Did Your Ancestors or Relatives Write to Brigham Young?
The Brigham Young Office Files are a key digital collection at the library and comprises thousands of pages of incoming and outgoing correspondence. Discover what it offers in the first of a three-post series.
One of the premier archival collections housed at the Church History Library—and one not often utilized by family and local history researchers—is the extensive Brigham Young Office Files. Dubbed the “American Moses” by former Church Historian Leonard Arrington, Brigham Young earned the title not only because of his prophetic role but also because he led the relocation of tens of thousands of people to a central gathering place. In a remote, semiarid western desert, he planted and nurtured a society essentially from scratch—from only what could be transported in people’s hearts, minds, and relatively small wagons and handcarts.
During the years he served as prophet and Church President, tens of thousands of Latter-day Saint converts encountered unfamiliar environs—and fellow Saints from a variety of backgrounds—as they gathered in the Salt Lake Valley and other communities. The result was perplexities, complications, and confrontations. To whom did those Latter-day Saints turn as their earthly spiritual and temporal adviser? They often turned to Brigham Young (also known as “Brother Brigham”).
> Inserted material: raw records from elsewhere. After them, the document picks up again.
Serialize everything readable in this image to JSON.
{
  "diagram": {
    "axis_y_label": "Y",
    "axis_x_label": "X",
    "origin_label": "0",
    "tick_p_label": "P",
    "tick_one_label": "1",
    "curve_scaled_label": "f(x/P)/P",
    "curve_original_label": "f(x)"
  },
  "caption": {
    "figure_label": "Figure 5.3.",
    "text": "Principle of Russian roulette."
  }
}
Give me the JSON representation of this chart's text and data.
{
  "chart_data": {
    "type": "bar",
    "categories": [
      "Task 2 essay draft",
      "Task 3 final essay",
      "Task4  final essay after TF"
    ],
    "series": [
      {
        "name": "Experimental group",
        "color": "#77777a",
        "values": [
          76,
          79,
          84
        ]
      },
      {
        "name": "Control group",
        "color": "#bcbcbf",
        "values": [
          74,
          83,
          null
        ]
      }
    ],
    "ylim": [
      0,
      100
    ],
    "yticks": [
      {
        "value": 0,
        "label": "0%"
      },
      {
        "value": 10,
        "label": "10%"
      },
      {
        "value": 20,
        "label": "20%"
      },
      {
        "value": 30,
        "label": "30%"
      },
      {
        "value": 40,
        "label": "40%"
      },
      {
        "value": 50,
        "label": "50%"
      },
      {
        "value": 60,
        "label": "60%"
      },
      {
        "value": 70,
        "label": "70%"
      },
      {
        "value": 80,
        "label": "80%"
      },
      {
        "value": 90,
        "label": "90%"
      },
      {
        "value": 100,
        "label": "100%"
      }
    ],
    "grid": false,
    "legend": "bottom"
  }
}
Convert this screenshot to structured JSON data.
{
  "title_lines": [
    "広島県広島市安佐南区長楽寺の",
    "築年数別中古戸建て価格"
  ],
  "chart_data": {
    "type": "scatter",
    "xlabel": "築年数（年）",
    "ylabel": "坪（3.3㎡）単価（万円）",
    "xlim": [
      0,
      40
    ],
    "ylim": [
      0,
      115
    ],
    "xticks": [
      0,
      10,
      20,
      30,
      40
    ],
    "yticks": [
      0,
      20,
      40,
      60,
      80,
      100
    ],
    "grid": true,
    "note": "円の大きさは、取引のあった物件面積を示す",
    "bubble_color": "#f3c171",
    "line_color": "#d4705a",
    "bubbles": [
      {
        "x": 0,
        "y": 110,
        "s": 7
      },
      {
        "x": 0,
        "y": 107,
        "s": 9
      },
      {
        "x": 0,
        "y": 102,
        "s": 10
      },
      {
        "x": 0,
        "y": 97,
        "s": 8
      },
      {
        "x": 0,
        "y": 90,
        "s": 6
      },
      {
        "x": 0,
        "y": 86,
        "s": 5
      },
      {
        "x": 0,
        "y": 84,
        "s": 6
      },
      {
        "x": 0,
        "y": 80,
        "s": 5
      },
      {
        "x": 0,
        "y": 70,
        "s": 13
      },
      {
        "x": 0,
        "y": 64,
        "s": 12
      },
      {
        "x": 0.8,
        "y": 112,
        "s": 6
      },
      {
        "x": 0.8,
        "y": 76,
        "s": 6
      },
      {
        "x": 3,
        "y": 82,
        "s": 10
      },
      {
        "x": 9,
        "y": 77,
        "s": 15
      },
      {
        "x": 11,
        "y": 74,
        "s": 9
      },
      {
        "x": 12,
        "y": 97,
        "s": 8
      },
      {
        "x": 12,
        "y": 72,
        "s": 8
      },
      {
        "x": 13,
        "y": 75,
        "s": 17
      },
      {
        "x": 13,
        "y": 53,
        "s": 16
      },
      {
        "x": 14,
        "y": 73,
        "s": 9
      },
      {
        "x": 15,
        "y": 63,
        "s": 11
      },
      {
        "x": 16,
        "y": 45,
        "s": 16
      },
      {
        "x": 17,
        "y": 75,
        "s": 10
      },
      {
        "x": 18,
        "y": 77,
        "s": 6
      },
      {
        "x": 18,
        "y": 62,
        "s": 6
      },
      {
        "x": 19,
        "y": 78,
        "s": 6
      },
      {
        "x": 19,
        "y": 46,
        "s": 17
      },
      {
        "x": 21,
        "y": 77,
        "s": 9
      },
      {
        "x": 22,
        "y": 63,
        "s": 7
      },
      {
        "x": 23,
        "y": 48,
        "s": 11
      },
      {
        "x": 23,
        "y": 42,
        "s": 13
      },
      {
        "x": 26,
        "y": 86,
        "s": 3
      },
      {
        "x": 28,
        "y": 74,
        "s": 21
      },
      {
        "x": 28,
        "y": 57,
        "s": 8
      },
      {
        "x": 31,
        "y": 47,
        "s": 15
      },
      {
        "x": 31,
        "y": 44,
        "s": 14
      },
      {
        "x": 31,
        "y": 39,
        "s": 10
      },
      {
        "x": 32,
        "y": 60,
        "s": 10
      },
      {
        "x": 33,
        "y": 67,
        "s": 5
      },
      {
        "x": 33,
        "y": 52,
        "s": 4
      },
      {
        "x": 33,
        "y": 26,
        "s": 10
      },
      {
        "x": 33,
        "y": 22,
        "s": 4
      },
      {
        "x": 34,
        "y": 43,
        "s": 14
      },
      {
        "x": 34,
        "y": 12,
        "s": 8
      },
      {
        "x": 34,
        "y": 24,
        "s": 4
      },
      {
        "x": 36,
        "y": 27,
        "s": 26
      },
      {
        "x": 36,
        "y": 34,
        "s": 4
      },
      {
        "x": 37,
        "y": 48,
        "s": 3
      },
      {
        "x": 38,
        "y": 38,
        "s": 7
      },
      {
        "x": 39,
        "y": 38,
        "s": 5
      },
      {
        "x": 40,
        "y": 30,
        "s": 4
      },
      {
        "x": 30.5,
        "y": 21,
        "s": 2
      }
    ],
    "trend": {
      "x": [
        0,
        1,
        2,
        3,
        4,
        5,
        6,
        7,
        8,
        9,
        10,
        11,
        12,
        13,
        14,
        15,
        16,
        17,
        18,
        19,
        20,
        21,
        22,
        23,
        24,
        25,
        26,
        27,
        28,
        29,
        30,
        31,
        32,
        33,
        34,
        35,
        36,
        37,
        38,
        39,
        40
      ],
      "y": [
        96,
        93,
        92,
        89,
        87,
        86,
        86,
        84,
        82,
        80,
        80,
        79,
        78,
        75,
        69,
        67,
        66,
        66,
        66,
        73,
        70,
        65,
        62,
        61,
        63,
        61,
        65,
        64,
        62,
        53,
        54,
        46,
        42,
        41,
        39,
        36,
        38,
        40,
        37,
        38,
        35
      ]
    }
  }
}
The Brigham Young Office Files include about 14,000 letters and telegrams that early Latter-day Saints and others sent to Brigham Young asking for his help and counsel to resolve their personal problems and dilemmas, much like later generations of Americans consulted “Dear Abby.”1 In fact, Cleon Skousen and Leonard Arrington reportedly declared that Brother Brigham served as the “Dear Abby” of territorial Utah as he listened and responded to people’s personal problems and frustrations.
Did any of your ancestors or relatives consult Brother Brigham for advice? If you have relatives who lived during the early period of the Church, prior to Brigham’s death in August 1877, they may have corresponded with the famous prophet and Church President.
Some of the letters sent to Brigham Young were simple requests for his autograph or for information or literature about Latter-day Saint beliefs. Some correspondents proposed business ventures, while others harshly criticized Mormonism in general and polygamy in particular. Other letters involved deeply personal requests for spiritual and temporal help from beleaguered and pleading Saints. Resting between those ends of the spectrum are thousands of other missives that represent a wide sampling of problems of the human condition.
What’s Available Online
The Church History Department has digitized and posted in its online catalog images of most of the nearly 14,000 letters sent to Brigham Young. Each is cataloged with the correspondent’s name and the location and date of correspondence, and nearly all include a short summary of the letter’s content. Letters dealing with sacred or confidential information are not available for research.2
Also digitized were numerous letterpress copybooks containing Brigham’s draft or actual responses to the steady stream of incoming letters. A letterpress copybook was a bound volume of onionskin-like paper, usually containing hundreds of pages. When a letter was written, the office clerk placed it underneath one of the copybook’s pages and applied a liquid to the overleaf onionskin page to create a copy on the overleaf. According to a definition of the letterpress copying process found on the Society of American Archivists website, “a letter freshly written in special copying ink was placed on a dampened page while the rest of the pages were protected by oilcloths. The book was then closed and the mechanical press screwed down tightly. The pressure and moisture caused an impression of the letter to be retained on the underside of the tissue sheet. This impression could then be read through the top of the thin paper.3
Because of the time and cost involved in this rather tedious process, not every letter sent from Brigham Young’s office warranted a letterpress copy. And of those letters that did undergo the copying process, many are difficult or nearly impossible to read due to a clerk applying either too little or too much liquid. Those that are available for online perusal are simply digitized in batches of images in the order they appeared in the copybooks; they have not been indexed by the name of the correspondent, location, or subject matter.
[1] For readers too young to appreciate the role of “Dear Abby” in American society, a nationally syndicated newspaper columnist and radio personality using the pen name Abigail “Abby” Van Buren became a cultural icon through adeptly dispensing personal and social advice from the 1950s through the 1980s and beyond. Her widespread popularity earned her a star on the Hollywood Walk of Fame.
[2] View our policy for accessing sacred or confidential information here.
[3] “Letterpress copybook,” Society of American Archivists, accessed Nov. 4, 2017, www2.archivists.org/glossary/terms/l/letterpress-copybook.